I SOLISTI DI SONOMA BEGINS THREE-CONCERT SERIES TO BENEFIT APSC IN HEALDSBURG CHURCH

by Terry McNeill
Friday, January 14, 2011

Chamber music was launched in grand style for the 2011 year Jan. 14 when the American Philharmonic Sonoma County presented the first of three small group concerts featuring artists associated with the APSC.

Designed as a fund raiser to cover costs incurred from the historic tour to China, the concert at the Healdsburg Community Church preceded events at Santa Rosa’s Glaser Center and the charming Jacuzzi Family Vineyards in Sonoma. The performers, named “I Solisti di Sonoma,” donated their artistry and gave a small audience of 23 a rich program, albeit from ever-popular composers.

Beethoven’s Piano Trio in E-Flat Major, Op. 1, opened the program with pianist Marilyn Thompson’s pearly scales taking charge. The piece, from 1793, gets away from the keyboard-dominant trios of Haydn and Mozart and in the acoustically dead church space Margaret Moores’ cello carried all evening with a rich sonority. The long Allegro found violinist Pam Otsuka wrestling with pitch problems and a thin tone that settled down in the Adagio cantabile, highlighted by soft Alberti bass figures in the piano and ending in two lovely string pizzicato chords and two soft answering chords from Ms. Thompson.

The concluding lilting Scherzo and Presto finale unfolded smoothly, the Presto chords from the piano on the octave seeming to signal the quick tempo and instrumental interplay. Ensemble here was the best of the evening.

Prior to Schumann’s Adagio and Allegro for Cello and Piano, Op, 70, APSC Board Chair Brian Lloyd announced the dates of the forthcoming concerts and related stories of the historic APSC tour of China that ended Jan. 6. Mr. Lloyd, a cellist, then discussed the role of his instrument in the lives of the Schumanns and Brahms, and speculated that Brahms may have written (like Robert Schumann) a cello concerto, but destroyed it.

Ms. Moores (playing from score) and Ms. Thompson gave an ardent reading of the ten-minute Schumann work from 1849, a piece heard often with the French horn. Here again the cello carried well, the tempos judicious and the ritards in the Adagio broad and never breaking the musical line. The rondo form Allegro had lots of breathing room and the cellist lacked clarity and coordination with the piano only when fast articulation was needed on the fingerboard.

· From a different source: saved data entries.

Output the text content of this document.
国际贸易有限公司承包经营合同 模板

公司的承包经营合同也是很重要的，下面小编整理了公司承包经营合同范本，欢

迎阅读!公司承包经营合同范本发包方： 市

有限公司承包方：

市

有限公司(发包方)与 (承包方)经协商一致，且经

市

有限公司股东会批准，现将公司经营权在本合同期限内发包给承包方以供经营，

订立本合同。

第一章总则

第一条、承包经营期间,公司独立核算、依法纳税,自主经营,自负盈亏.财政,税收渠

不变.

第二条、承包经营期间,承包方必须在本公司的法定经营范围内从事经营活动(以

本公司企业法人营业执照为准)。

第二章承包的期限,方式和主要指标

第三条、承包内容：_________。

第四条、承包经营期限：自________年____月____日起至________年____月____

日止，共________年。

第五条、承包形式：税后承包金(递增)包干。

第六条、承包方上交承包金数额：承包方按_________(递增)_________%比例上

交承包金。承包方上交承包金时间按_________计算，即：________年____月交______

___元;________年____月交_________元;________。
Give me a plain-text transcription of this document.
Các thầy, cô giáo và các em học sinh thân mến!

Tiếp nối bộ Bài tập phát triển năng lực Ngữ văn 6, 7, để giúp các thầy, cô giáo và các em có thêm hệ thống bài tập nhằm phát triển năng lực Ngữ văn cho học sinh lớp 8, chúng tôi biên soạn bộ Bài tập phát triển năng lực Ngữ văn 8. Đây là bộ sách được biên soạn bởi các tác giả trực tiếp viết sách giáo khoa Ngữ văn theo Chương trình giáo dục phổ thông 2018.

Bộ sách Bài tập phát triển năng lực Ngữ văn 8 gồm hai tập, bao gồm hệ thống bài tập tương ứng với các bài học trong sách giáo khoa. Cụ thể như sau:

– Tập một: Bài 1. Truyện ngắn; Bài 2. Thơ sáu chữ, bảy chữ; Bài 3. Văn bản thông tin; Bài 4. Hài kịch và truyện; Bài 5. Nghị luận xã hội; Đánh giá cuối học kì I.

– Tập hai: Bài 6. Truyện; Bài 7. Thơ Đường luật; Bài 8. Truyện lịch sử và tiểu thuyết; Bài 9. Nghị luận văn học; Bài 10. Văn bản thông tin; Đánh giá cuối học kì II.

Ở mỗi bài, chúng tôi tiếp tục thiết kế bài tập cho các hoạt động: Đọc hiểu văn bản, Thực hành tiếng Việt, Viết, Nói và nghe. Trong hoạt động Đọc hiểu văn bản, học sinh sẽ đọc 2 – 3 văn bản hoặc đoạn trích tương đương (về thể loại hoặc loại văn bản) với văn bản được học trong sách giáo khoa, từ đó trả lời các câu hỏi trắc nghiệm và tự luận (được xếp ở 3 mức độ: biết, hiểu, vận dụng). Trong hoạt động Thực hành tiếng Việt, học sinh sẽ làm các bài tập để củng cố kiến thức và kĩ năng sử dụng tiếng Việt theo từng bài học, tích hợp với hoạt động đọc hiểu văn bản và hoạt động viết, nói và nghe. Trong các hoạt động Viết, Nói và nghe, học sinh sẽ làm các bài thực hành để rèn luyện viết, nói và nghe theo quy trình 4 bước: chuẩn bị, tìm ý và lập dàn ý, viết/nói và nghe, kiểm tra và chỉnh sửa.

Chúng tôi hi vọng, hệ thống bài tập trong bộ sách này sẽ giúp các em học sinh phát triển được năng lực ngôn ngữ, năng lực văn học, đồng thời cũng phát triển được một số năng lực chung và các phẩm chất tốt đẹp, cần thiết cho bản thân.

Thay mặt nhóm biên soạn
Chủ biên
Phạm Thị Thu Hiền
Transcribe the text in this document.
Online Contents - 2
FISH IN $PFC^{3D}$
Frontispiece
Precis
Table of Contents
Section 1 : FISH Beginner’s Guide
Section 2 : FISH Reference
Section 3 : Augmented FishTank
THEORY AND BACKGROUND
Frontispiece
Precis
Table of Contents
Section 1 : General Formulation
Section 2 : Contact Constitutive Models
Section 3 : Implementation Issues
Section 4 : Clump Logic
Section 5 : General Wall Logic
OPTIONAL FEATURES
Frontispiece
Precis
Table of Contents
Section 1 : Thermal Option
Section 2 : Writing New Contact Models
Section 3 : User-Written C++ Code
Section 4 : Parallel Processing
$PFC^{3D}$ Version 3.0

The program concluded with Brahms’ Sonata for Cello in E Minor, Op. 38, written in 1865. In the noble opening theme the low frequencies of the cello were opulent, sporadically overcoming the sound from a less-than-professional church piano. It’s not often that the cello outguns the piano and a virtuoso such as Ms. Thompson, and this imbalance also happened during the closing E Minor movement. The dance-like rhythms of the Allegretto quasi Menuetto were played with gusto, and during each movement Ms. Moores’ pitch was dead on, and the deep note in the cello ending the first movement was haunting.

Additional “I Solisti di Sonoma” concerts are planned for the spring season.